Anyway, we are talking about a residents' rent payment vs an owner's mortgage payment being equal. A landlord's overhead expenses are irrelevant.
Kev, Respect +1 for coming around when someone re-articulated the argument.
Now let's be clear. Given the same property it makes sense to purchase a home. Unless land-lords are
1) losing money in the short term
2) have a significantly better deal on costs
3) we are talking apples-to-oranges comparisons
4) unaware of the underlying nature of the housing market
Why?
1) The land lord, in order to make money, must charge more than his all-in costs. So if his Rent must be treater than mortgage + other costs. Therefore whatever profit the land lord is making in the short term is money the renter could have in his pocket (in an apples-to-apples comparison).

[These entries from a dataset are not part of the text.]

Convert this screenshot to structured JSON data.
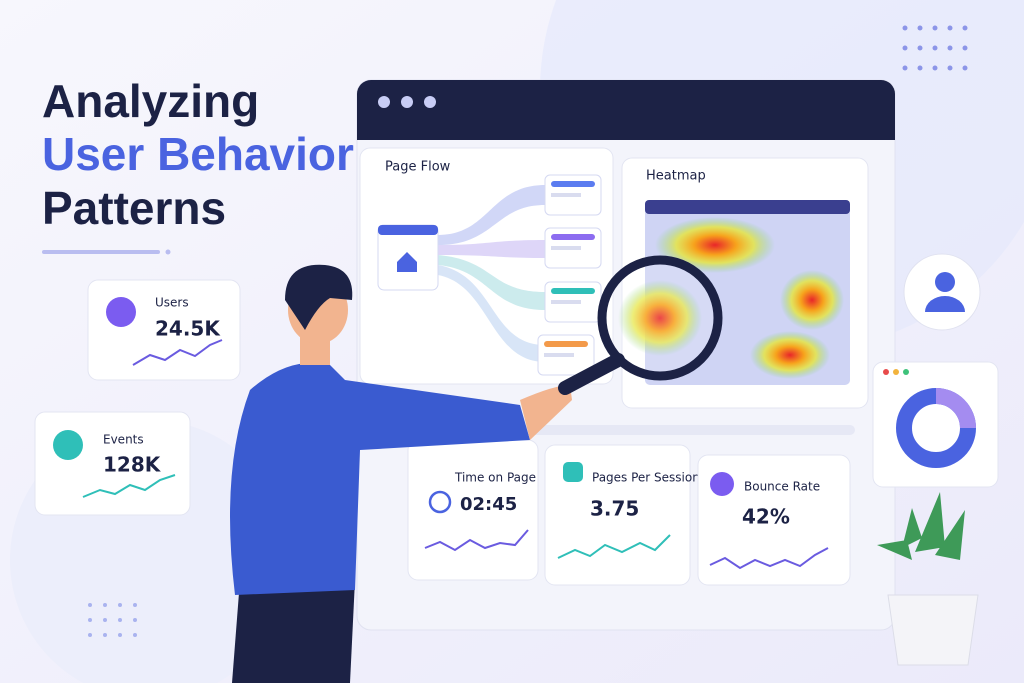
{
  "title": {
    "line1": "Analyzing",
    "line2": "User Behavior",
    "line3": "Patterns"
  },
  "side_cards": [
    {
      "label": "Users",
      "value": "24.5K"
    },
    {
      "label": "Events",
      "value": "128K"
    }
  ],
  "window": {
    "panels": [
      {
        "title": "Page Flow"
      },
      {
        "title": "Heatmap"
      }
    ],
    "metrics": [
      {
        "label": "Time on Page",
        "value": "02:45"
      },
      {
        "label": "Pages Per Session",
        "value": "3.75"
      },
      {
        "label": "Bounce Rate",
        "value": "42%"
      }
    ]
  }
}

2) An offset to this is if the land lord can offset costs better than the home owner. For example, if the land owner can get a better deal on a loan for the land than the home owner can. Or if the overhead costs of owning 100 homes divided by those 100 homes is < the overhead costs of owning 1 home. Perhaps he can get a better deal on a bulk-rate contract with electricians, plumbers, painters and all the other stuff that home owners need to deal with
3) Of course, comparing an apartment to a house throws all of this out of the window. But in theory if you were willing to live in an apartment you should be just as willing to live in an apartment you are buying, but which you pay less for because you are not paying profits to the land owner
It seems to me that if people were as respectful and personally invested in a rental property as they are homes they own then the economic equilibrium would favor being a renter because so many people would enter the land-lord business that it would stop being more profitable than any other investment; this is because typically we can expect real return on an investment to follow the fallowing formula: 6% - inflation + required return on risk. (Greenspan, 2008)

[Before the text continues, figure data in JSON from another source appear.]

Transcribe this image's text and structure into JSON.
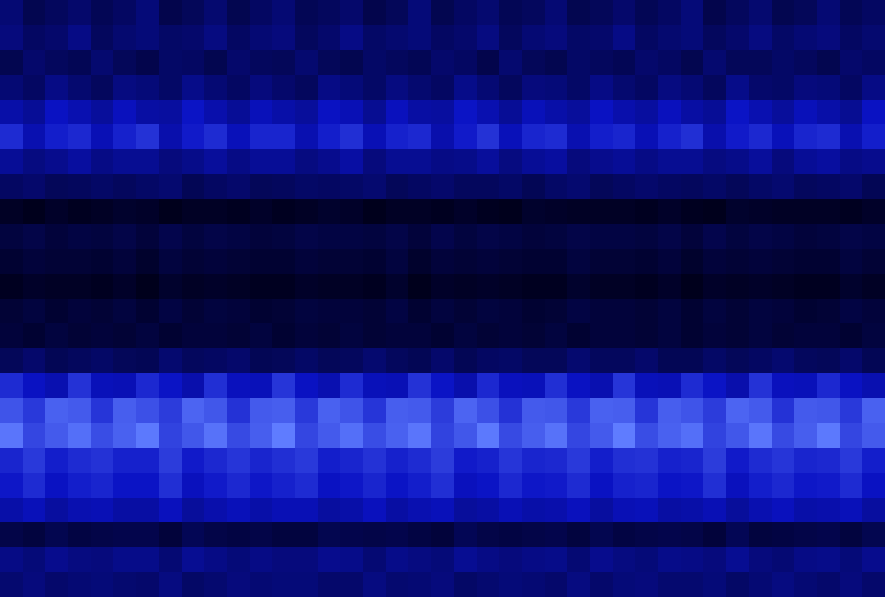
{
  "chart_data": {
    "type": "heatmap",
    "tick_labels": false,
    "cells": [
      [
        32,
        24,
        27,
        30,
        25,
        28,
        33,
        23,
        26,
        31,
        24,
        28,
        32,
        25,
        27,
        30,
        23,
        26,
        33,
        24,
        28,
        31,
        25,
        27,
        32,
        24,
        26,
        30,
        25,
        28,
        33,
        23,
        27,
        31,
        24,
        26,
        32,
        25,
        28
      ],
      [
        34,
        28,
        30,
        36,
        27,
        31,
        33,
        29,
        30,
        35,
        28,
        32,
        34,
        27,
        30,
        36,
        29,
        31,
        33,
        28,
        30,
        35,
        27,
        32,
        34,
        29,
        30,
        36,
        28,
        31,
        33,
        27,
        30,
        35,
        29,
        32,
        34,
        28,
        31
      ],
      [
        24,
        30,
        27,
        25,
        31,
        26,
        23,
        29,
        28,
        24,
        30,
        27,
        26,
        31,
        26,
        24,
        29,
        27,
        25,
        30,
        28,
        23,
        31,
        26,
        24,
        29,
        27,
        25,
        30,
        28,
        24,
        31,
        26,
        26,
        29,
        27,
        24,
        30,
        28
      ],
      [
        32,
        28,
        36,
        31,
        27,
        35,
        33,
        29,
        37,
        32,
        28,
        34,
        30,
        27,
        36,
        33,
        29,
        35,
        31,
        28,
        37,
        32,
        27,
        34,
        33,
        29,
        36,
        31,
        28,
        35,
        32,
        27,
        37,
        30,
        29,
        34,
        33,
        28,
        36
      ],
      [
        44,
        40,
        50,
        46,
        41,
        49,
        43,
        42,
        51,
        45,
        40,
        48,
        44,
        41,
        50,
        47,
        39,
        49,
        43,
        42,
        51,
        46,
        40,
        48,
        44,
        41,
        50,
        45,
        42,
        49,
        43,
        40,
        51,
        46,
        41,
        48,
        44,
        39,
        50
      ],
      [
        58,
        46,
        54,
        57,
        47,
        55,
        60,
        45,
        53,
        58,
        48,
        56,
        56,
        46,
        54,
        59,
        47,
        55,
        57,
        45,
        53,
        60,
        48,
        56,
        58,
        46,
        54,
        56,
        47,
        55,
        59,
        45,
        53,
        57,
        48,
        56,
        58,
        46,
        54
      ],
      [
        40,
        35,
        38,
        42,
        36,
        39,
        39,
        34,
        37,
        41,
        36,
        40,
        40,
        35,
        38,
        43,
        34,
        39,
        39,
        36,
        37,
        41,
        35,
        40,
        42,
        34,
        38,
        40,
        36,
        39,
        39,
        35,
        37,
        41,
        34,
        40,
        42,
        36,
        38
      ],
      [
        28,
        30,
        26,
        27,
        29,
        27,
        29,
        31,
        25,
        28,
        30,
        26,
        27,
        29,
        28,
        29,
        31,
        26,
        28,
        30,
        27,
        27,
        29,
        25,
        29,
        31,
        26,
        28,
        30,
        28,
        27,
        29,
        26,
        29,
        31,
        27,
        28,
        30,
        25
      ],
      [
        14,
        12,
        15,
        13,
        14,
        16,
        15,
        12,
        14,
        14,
        13,
        15,
        13,
        14,
        16,
        15,
        12,
        14,
        14,
        13,
        15,
        13,
        12,
        16,
        15,
        14,
        14,
        14,
        13,
        15,
        13,
        12,
        16,
        15,
        14,
        14,
        14,
        13,
        15
      ],
      [
        20,
        22,
        19,
        21,
        20,
        22,
        19,
        23,
        20,
        22,
        21,
        19,
        20,
        22,
        21,
        21,
        20,
        22,
        19,
        23,
        20,
        22,
        21,
        19,
        20,
        22,
        21,
        21,
        20,
        22,
        19,
        23,
        20,
        22,
        21,
        19,
        20,
        22,
        21
      ],
      [
        17,
        19,
        18,
        18,
        17,
        19,
        16,
        20,
        18,
        19,
        18,
        17,
        17,
        19,
        18,
        18,
        17,
        20,
        16,
        19,
        18,
        19,
        18,
        17,
        17,
        20,
        18,
        18,
        17,
        19,
        16,
        19,
        18,
        19,
        18,
        17,
        17,
        20,
        18
      ],
      [
        13,
        15,
        14,
        14,
        13,
        15,
        12,
        16,
        14,
        15,
        14,
        13,
        13,
        15,
        14,
        14,
        13,
        16,
        12,
        15,
        14,
        15,
        14,
        13,
        13,
        16,
        14,
        14,
        13,
        15,
        12,
        15,
        14,
        15,
        14,
        13,
        13,
        16,
        14
      ],
      [
        18,
        20,
        17,
        19,
        18,
        20,
        17,
        21,
        18,
        20,
        19,
        17,
        18,
        20,
        19,
        19,
        18,
        21,
        17,
        20,
        18,
        20,
        19,
        17,
        18,
        21,
        19,
        19,
        18,
        20,
        17,
        20,
        18,
        20,
        19,
        17,
        18,
        21,
        19
      ],
      [
        19,
        17,
        20,
        18,
        19,
        18,
        20,
        17,
        19,
        19,
        18,
        20,
        17,
        19,
        18,
        20,
        18,
        19,
        19,
        17,
        20,
        18,
        19,
        18,
        20,
        17,
        19,
        19,
        18,
        20,
        17,
        19,
        18,
        20,
        18,
        19,
        19,
        17,
        20
      ],
      [
        26,
        30,
        25,
        27,
        29,
        26,
        25,
        31,
        27,
        28,
        30,
        25,
        26,
        29,
        26,
        27,
        31,
        27,
        25,
        30,
        25,
        28,
        29,
        26,
        26,
        31,
        27,
        27,
        30,
        25,
        25,
        29,
        26,
        28,
        31,
        27,
        26,
        30,
        25
      ],
      [
        58,
        50,
        46,
        60,
        48,
        47,
        57,
        51,
        45,
        59,
        49,
        48,
        61,
        50,
        46,
        58,
        48,
        47,
        60,
        51,
        45,
        57,
        49,
        48,
        59,
        50,
        46,
        61,
        48,
        47,
        58,
        51,
        45,
        60,
        49,
        48,
        57,
        50,
        46
      ],
      [
        70,
        62,
        74,
        72,
        61,
        73,
        69,
        63,
        75,
        71,
        60,
        72,
        73,
        62,
        74,
        70,
        61,
        73,
        72,
        63,
        75,
        69,
        60,
        72,
        71,
        62,
        74,
        73,
        61,
        73,
        70,
        63,
        75,
        72,
        60,
        72,
        71,
        62,
        74
      ],
      [
        80,
        66,
        72,
        78,
        68,
        74,
        81,
        65,
        71,
        79,
        67,
        73,
        82,
        66,
        72,
        78,
        68,
        74,
        80,
        65,
        71,
        81,
        67,
        73,
        79,
        66,
        72,
        82,
        68,
        74,
        78,
        65,
        71,
        80,
        67,
        73,
        81,
        66,
        72
      ],
      [
        56,
        62,
        54,
        58,
        60,
        55,
        55,
        63,
        53,
        57,
        61,
        56,
        59,
        62,
        54,
        56,
        60,
        55,
        58,
        63,
        53,
        55,
        61,
        56,
        57,
        62,
        54,
        59,
        60,
        55,
        56,
        63,
        53,
        58,
        61,
        56,
        57,
        62,
        54
      ],
      [
        52,
        58,
        50,
        54,
        56,
        51,
        51,
        59,
        49,
        53,
        57,
        52,
        55,
        58,
        50,
        52,
        56,
        51,
        54,
        59,
        49,
        51,
        57,
        52,
        53,
        58,
        50,
        55,
        56,
        51,
        52,
        59,
        49,
        54,
        57,
        52,
        53,
        58,
        50
      ],
      [
        44,
        48,
        42,
        46,
        47,
        43,
        43,
        49,
        41,
        45,
        48,
        44,
        47,
        47,
        42,
        44,
        49,
        43,
        46,
        48,
        41,
        43,
        47,
        44,
        45,
        49,
        42,
        47,
        48,
        43,
        44,
        47,
        41,
        46,
        49,
        44,
        45,
        48,
        42
      ],
      [
        22,
        20,
        24,
        21,
        22,
        23,
        23,
        19,
        25,
        22,
        21,
        22,
        20,
        20,
        24,
        23,
        22,
        23,
        21,
        19,
        25,
        22,
        21,
        22,
        23,
        20,
        24,
        21,
        22,
        23,
        22,
        19,
        25,
        20,
        21,
        22,
        23,
        20,
        24
      ],
      [
        36,
        33,
        38,
        35,
        34,
        37,
        37,
        32,
        39,
        36,
        33,
        36,
        34,
        34,
        38,
        37,
        32,
        37,
        35,
        33,
        39,
        36,
        34,
        36,
        37,
        32,
        38,
        35,
        33,
        37,
        36,
        34,
        39,
        34,
        32,
        36,
        37,
        33,
        38
      ],
      [
        31,
        34,
        30,
        32,
        33,
        31,
        30,
        35,
        29,
        31,
        34,
        32,
        33,
        33,
        30,
        30,
        35,
        31,
        32,
        34,
        29,
        31,
        33,
        32,
        30,
        35,
        30,
        33,
        34,
        31,
        31,
        33,
        29,
        32,
        35,
        32,
        30,
        34,
        30
      ]
    ]
  }
}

Between kinds of investment it is only that third bit that really changes. But renters add risk to the land-lord's investment, kinds of risk that increase the premium. Just think for a moment "why don't I just buy rental properties instead of stocks with my IRA"? The answer is that there is significantly higher risk being a land lord. People don't pay, but file bankruptcy and stay in the home for months; People destroy walls, ignore leaks, and otherwise treat the rental like... a rental. They are also a pain in the ass. All of this leaves profit to be made by people willing to bear the risk.
Therefore risk premium - efficiencies of scale = fiscal benefit of home ownership.
So when does it make sense to rent? Look back at the formula: 6% - inflation + required return on risk. If inflation is low and the value of the property is rising then, to an investor, that required return does not have to come entirely from rental up-charge. If required return is 6% inflation is zero and the land is appreciating at 10% year over year, then the minimum rental up-charge is 2%.
4)The underlying fundamentals of the housing market are invisible to people investing it in. Further, unless there's a systemic shift in how people are spending their money, any sector that grows in value at a page that exceeds the overall economy is leading into abubble that is going to burst. But when the person who owned 10 houses leverages into owning 100 look around all he sees is gravy: because everyone else that did this is also adding into the year over year appreciation. Eventually though, this bubble will burst and prices will dip, and then return to a linear trend that follows the general increase in the economy.
Now, if people are changing how much of their wealth they put into a particular sector then you can have a 'bubble' that's really a measure of the change. For example, as people get older they will sell off their family-sized homes and seek smaller places to live. They will systematically re-orient where they put their money as they move from the consumer-service oriented 18-48 demographic to the more miserly retirement-health care oriented spending demographic of 58-78.
So as people invest in a last minute attempt to have enough money to retire then things you invest in should serge in price: gold goes up in price, homes go up in price, stocks go up in price, bonds should offer crappy returns.
Further as people spend money on not-dicing the price of health care should skyrocket; as there will not be enough doctors, nurses, and the like to go around. Similarly we should see a surge in investment in 'midlife' healthcare products like heart rate monitors, gym memberships, and heart/depression/blood pressure etc. medicines.
Eventually though we'll have an over-investment in healthcare because people will not be 'end loaded' and the amount a doctor, nurse, or geriatric care costs will fall dramatically.
Well also have a BIG drop in the real price of gold, stocks, homes, and a dramatic increase in the returns on bonds as the "saving for retirement" demographic tries to become the "retired" demographic.
So to think that the housing market will rebound is ridiculous; we need to look at the supply/demand of homes in terms of demographic shifts.